Comparaison Turquie-Algérie
A la question de la présentatrice de savoir si un tel scénario pourrait être envisagé en Algérie, les journalistes du CPP ont unanimement pointé la différence de modèle, même si les deux pays comportent une tradition de coups d’Etat militaires. « En Algérie, il n’y a pas de compétition entre les différents systèmes, l’administration telle qu’elle est aujourd’hui convient parfaitement à ce système donc il n’y a rien à purger » a relevé Akram Kharief.
« Il y une alternance possible à l’intérieur de l’AKP, ce que nous nous n’avons pas en Algérie » a pointé Ihsane El Kadi. « Ce que nous a montré la Turquie c’est que les alertes de Hamrouche sur le fait que la perpétuation de la crise politique risque de diviser l’institution militaire sont un risque complètement opérant ».
« Ce qui s’est passé en Turquie va nous protéger durablement contre la tentation de l’impasse par un coup de force militaire », a conclu le directeur d’Interface Médias. « C’est à nous citoyens, société, dans notre diversité, y compris avec nos divergences de régler ces questions par les urnes ».

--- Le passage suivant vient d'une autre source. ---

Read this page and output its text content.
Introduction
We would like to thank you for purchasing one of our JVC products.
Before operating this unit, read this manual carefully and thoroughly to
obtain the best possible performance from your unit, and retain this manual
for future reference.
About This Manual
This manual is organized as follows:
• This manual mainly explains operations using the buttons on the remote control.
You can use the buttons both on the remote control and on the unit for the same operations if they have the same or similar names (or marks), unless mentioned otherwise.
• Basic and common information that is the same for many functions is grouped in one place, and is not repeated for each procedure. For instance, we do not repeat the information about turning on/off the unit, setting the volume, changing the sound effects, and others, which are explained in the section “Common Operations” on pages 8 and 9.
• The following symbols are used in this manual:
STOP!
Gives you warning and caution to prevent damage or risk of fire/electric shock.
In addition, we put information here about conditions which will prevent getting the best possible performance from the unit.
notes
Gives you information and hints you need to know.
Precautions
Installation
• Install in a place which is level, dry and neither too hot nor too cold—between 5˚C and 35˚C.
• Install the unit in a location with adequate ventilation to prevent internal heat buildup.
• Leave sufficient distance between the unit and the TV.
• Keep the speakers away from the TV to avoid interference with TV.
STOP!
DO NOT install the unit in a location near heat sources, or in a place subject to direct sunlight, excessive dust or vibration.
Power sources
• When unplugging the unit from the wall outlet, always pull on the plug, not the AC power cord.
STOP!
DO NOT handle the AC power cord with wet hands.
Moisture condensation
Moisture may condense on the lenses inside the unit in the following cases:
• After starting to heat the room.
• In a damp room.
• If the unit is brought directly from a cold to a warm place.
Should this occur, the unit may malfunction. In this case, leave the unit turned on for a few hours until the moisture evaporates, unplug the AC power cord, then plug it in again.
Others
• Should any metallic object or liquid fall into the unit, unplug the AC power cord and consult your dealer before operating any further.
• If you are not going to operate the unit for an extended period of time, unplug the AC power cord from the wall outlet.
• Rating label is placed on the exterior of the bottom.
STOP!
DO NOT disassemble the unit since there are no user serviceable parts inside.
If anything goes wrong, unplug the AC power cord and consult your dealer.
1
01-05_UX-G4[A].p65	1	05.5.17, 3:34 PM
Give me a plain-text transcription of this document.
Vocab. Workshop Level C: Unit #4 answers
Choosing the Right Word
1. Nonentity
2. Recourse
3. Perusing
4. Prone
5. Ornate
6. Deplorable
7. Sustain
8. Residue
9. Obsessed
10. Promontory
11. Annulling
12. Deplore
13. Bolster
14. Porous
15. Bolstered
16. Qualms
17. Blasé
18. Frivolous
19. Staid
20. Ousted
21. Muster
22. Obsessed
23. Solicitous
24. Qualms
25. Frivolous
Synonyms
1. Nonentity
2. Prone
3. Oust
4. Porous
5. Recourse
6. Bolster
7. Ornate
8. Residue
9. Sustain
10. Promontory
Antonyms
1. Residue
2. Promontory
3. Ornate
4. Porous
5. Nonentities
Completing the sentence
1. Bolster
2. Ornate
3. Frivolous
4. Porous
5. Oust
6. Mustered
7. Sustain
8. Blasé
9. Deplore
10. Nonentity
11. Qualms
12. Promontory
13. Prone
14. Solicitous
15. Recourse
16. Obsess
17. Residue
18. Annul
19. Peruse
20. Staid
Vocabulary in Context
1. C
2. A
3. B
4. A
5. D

Terrorisme et lutte anti-terroriste
L’autre actualité pesante qui a occupé la seconde partie de l’émission a été l’attentat de Nice. « On a l’impression que la France, les Etats-Unis et certains pays européens s’intéressent de plus en plus à l’expérience algérienne » a répondu Akram Kharief à la question de Souhila Benali sur l’enseignement de l’Algérie en matière de lutte anti-terroriste. « L’expérience algérienne est clairement montrée du doigt comme une façon de faire, un modèle à considérer, peut-être pas à suivre mais à considérer ».
« Le problème c’est que toutes les analyses venant d’Occident se font à travers leurs propres lorgnettes » a commenté Abed Charef. « Ils oublient que le mot Palestine est suffisant pour que des gens aillent se faire exploser pendant les deux prochains siècles ».
Quant à Adlène Meddi, il est revenu sur son post Facebook publié au lendemain de l’attaque de Nice et qui a suscité de nombreuses réactions d’indignation. « Ce qui m’a révulsé au-delà de l’attentat, c’est que la réponse sécuritaire, analytique de la France est d’une médiocrité criante », a-t-il expliqué. « Il y a une succession de traitements très hypocrites qui a laissé faire ça : la France a toujours une réaction très réactive et non proactive ». « Est-ce que Européens sont prêts à renoncer à leur liberté de mouvement » a pour sa part interrogé Ihsane El Kadi.
Pour finir, Akram Kharief a dressé un état des lieux de la menace terroriste en Algérie. « La promesse que véhicule la mouvance islamique ne prend plus » a-t-il commenté. « Depuis deux ans, le terrorisme a du mal à recruter des logisticiens et à avoir des relations avec les populations même isolées » a développé l’éditeur de Secret Difa3. « Les terroristes sont en train de sortir et même de quitter le territoire car ça devient de plus en plus difficile de rester en Algérie ».